Mattress Firm CEO Stagner shares insights on business
David Perry -- Furniture Today, November 19, 2012
LAS VEGAS - Mattress Firm CEO Steve Stagner delivered a primer on the rise and fall of businesses at the Therapedic international meeting here.
Success in business can lead to complacency, he warned. The most successful companies challenge themselves to get better and create winning cultures that enable them to adapt to changing circumstances.
Stagner laced his talk with personal observations on the growth of Mattress Firm from a regional player to a national mattress powerhouse. The Houston-based retailer currently ranks as the No. 2 bedding retailer, with estimated bedding sales last year of $758.5 million.
Stagner challenges his team with this question: If we are so good, why aren't we better? That is a question that challenges complacency and provides the basis for sustainable growth. It also imposes checks and balances on egos and exposes weaknesses in the organization, he said.
Mattress Firm's leaders look at their business with an eye toward making it stronger.

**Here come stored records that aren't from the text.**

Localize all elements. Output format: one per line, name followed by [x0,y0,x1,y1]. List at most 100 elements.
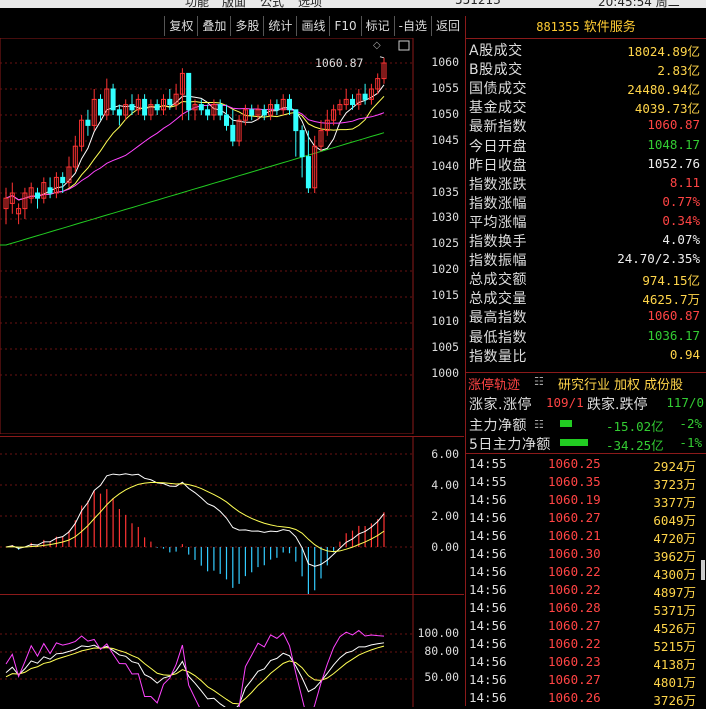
menu-item-layout[interactable]: 版面 [222,0,246,8]
stat-value: 4.07% [662,232,700,247]
tick-price: 1060.30 [548,546,601,561]
tick-row[interactable]: 14:56 1060.26 3726万 [466,690,706,708]
stock-code: 881355 [536,20,580,34]
stat-row: 总成交量 4625.7万 [466,288,706,307]
tick-list: 14:55 1060.25 2924万 14:55 1060.35 3723万 14:56 1… [466,453,706,708]
macd-tick-2: 2.00 [431,509,459,523]
stat-label: 昨日收盘 [469,157,527,174]
tick-time: 14:56 [469,492,507,507]
ma60-line [0,132,385,246]
stat-row: 指数换手 4.07% [466,231,706,250]
tick-row[interactable]: 14:56 1060.30 3962万 [466,546,706,564]
tick-row[interactable]: 14:56 1060.22 4300万 [466,564,706,582]
tab-limit-track[interactable]: 涨停轨迹 [468,374,520,393]
five-day-netflow-label: 5日主力净额 [469,437,551,453]
menu-item-function[interactable]: 功能 [185,0,209,8]
tick-row[interactable]: 14:56 1060.28 5371万 [466,600,706,618]
tab-components[interactable]: 成份股 [644,374,683,393]
stat-row: 平均涨幅 0.34% [466,212,706,231]
tick-volume: 3723万 [653,477,696,492]
tick-price: 1060.22 [548,636,601,651]
toolbar-button-remove-watchlist[interactable]: -自选 [393,16,431,36]
stat-label: 国债成交 [469,81,527,98]
stat-value: 2.83亿 [657,63,700,79]
y-tick-1010: 1010 [431,314,459,328]
macd-pane[interactable]: 6.00 4.00 2.00 0.00 [0,436,464,594]
tick-row[interactable]: 14:55 1060.25 2924万 [466,456,706,474]
candle-body [167,98,173,106]
kdj-tick-80: 80.00 [424,644,459,658]
tick-time: 14:55 [469,456,507,471]
candle-body [217,104,223,116]
tab-weighted[interactable]: 加权 [614,374,640,393]
tick-volume: 5215万 [653,639,696,654]
tick-row[interactable]: 14:56 1060.23 4138万 [466,654,706,672]
toolbar-button-f10[interactable]: F10 [329,16,360,36]
diamond-icon: ◇ [373,40,381,51]
kdj-tick-50: 50.00 [424,670,459,684]
kdj-pane[interactable]: 100.00 80.00 50.00 [0,594,464,707]
tick-row[interactable]: 14:55 1060.35 3723万 [466,474,706,492]
tick-volume: 4138万 [653,657,696,672]
stat-row: 指数量比 0.94 [466,346,706,365]
tick-volume: 4300万 [653,567,696,582]
tick-time: 14:56 [469,510,507,525]
window-toggle-icon [398,40,410,51]
stat-value: 1052.76 [647,155,700,171]
candle-body [261,109,267,116]
stat-label: A股成交 [469,43,523,59]
stat-value: 4039.73亿 [634,101,700,117]
kdj-chart [0,595,414,707]
stat-row: A股成交 18024.89亿 [466,40,706,59]
toolbar-button-statistics[interactable]: 统计 [263,16,296,36]
toolbar-button-multi-stock[interactable]: 多股 [230,16,263,36]
tick-row[interactable]: 14:56 1060.19 3377万 [466,492,706,510]
stat-label: B股成交 [469,62,523,79]
candle-body [47,187,53,194]
tick-price: 1060.21 [548,528,601,543]
stat-label: 今日开盘 [469,138,527,155]
tick-price: 1060.27 [548,510,601,525]
candle-body [142,98,148,116]
tick-time: 14:56 [469,582,507,597]
toolbar-button-back[interactable]: 返回 [430,16,464,36]
tick-time: 14:56 [469,528,507,543]
tick-row[interactable]: 14:56 1060.21 4720万 [466,528,706,546]
tick-row[interactable]: 14:56 1060.22 4897万 [466,582,706,600]
kline-pane[interactable]: ◇ 1060 1055 1050 1045 1040 1035 1030 102… [0,38,464,434]
netflow-menu-icon[interactable]: ☷ [534,418,544,431]
stat-value: 1060.87 [647,117,700,133]
menu-item-options[interactable]: 选项 [298,0,322,8]
menu-item-formula[interactable]: 公式 [260,0,284,8]
stat-label: 平均涨幅 [469,214,527,231]
tick-row[interactable]: 14:56 1060.27 4801万 [466,672,706,690]
y-tick-1015: 1015 [431,288,459,302]
down-limit-label: 跌家.跌停 [587,397,648,413]
tick-volume: 3726万 [653,693,696,708]
y-tick-1050: 1050 [431,107,459,121]
tick-row[interactable]: 14:56 1060.27 4526万 [466,618,706,636]
candle-body [293,109,299,132]
tick-time: 14:55 [469,474,507,489]
tick-row[interactable]: 14:56 1060.22 5215万 [466,636,706,654]
candle-body [116,109,122,116]
stock-name: 软件服务 [583,20,636,35]
scrollbar[interactable] [701,560,705,580]
stat-value: 4625.7万 [642,292,700,308]
candle-body [249,109,255,116]
toolbar-button-overlay[interactable]: 叠加 [197,16,230,36]
toolbar-button-restore-rights[interactable]: 复权 [164,16,197,36]
menubar-time: 20:45:54 周二 [598,0,680,8]
stat-value: 0.77% [662,193,700,209]
stat-value: 1060.87 [647,308,700,324]
tab-research-industry[interactable]: 研究行业 [558,374,610,393]
toolbar-button-mark[interactable]: 标记 [360,16,394,36]
five-day-netflow-bar [560,439,588,446]
tick-volume: 5371万 [653,603,696,618]
stat-label: 指数振幅 [469,253,527,270]
stat-row: 最高指数 1060.87 [466,307,706,326]
menu-grid-icon[interactable]: ☷ [534,375,544,388]
tick-time: 14:56 [469,564,507,579]
toolbar-button-draw-line[interactable]: 画线 [296,16,329,36]
tick-row[interactable]: 14:56 1060.27 6049万 [466,510,706,528]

They ask themselves: How would we compete with Mattress Firm? How would we put ourselves out of business?
"Someone in Hicksville (N.Y., where No. 1 bedding retailer Sleepy's is based) wants to put us out of business," Stagner said. "And others are thinking that way, too."
Mattress Firm stands out with its color-coded merchandising format, he said. But even more important, the company strives to build a culture that empowers its employees, taking away the "interferences" that can inhibit performance, he said.
Stagner was one of several speakers to address the Therapedic meeting.
Some of the other highlights:
► Furniture/Today Editor-in-Chief Ray Allegrezza presented an overview of how Millennials view their current and future bedding. He noted that many Millennials say they are planning to buy specialty sleep beds and said that is a good category for the industry to promote as it reaches out to those consumers.
► Ross Bernstein, a bestselling sports author, advised his listeners to bring lessons from the world of sports to their business practices. "Today is day one of your new season," he said. "Individuals win games but teams win championships."
► Thom Winninger, a business author and analyst, said businesses should spend more time listening to their best customers and striving to meet their needs. "We listen to the bad customers, not the good ones," he said.
► Ryan Trainer, president of the International Sleep Products Assn., predicted that individual states will continue to seek funding from mattress producers to support mattress recycling programs. ISPA continues to favor a national approach to the mattress recycling issue, he said.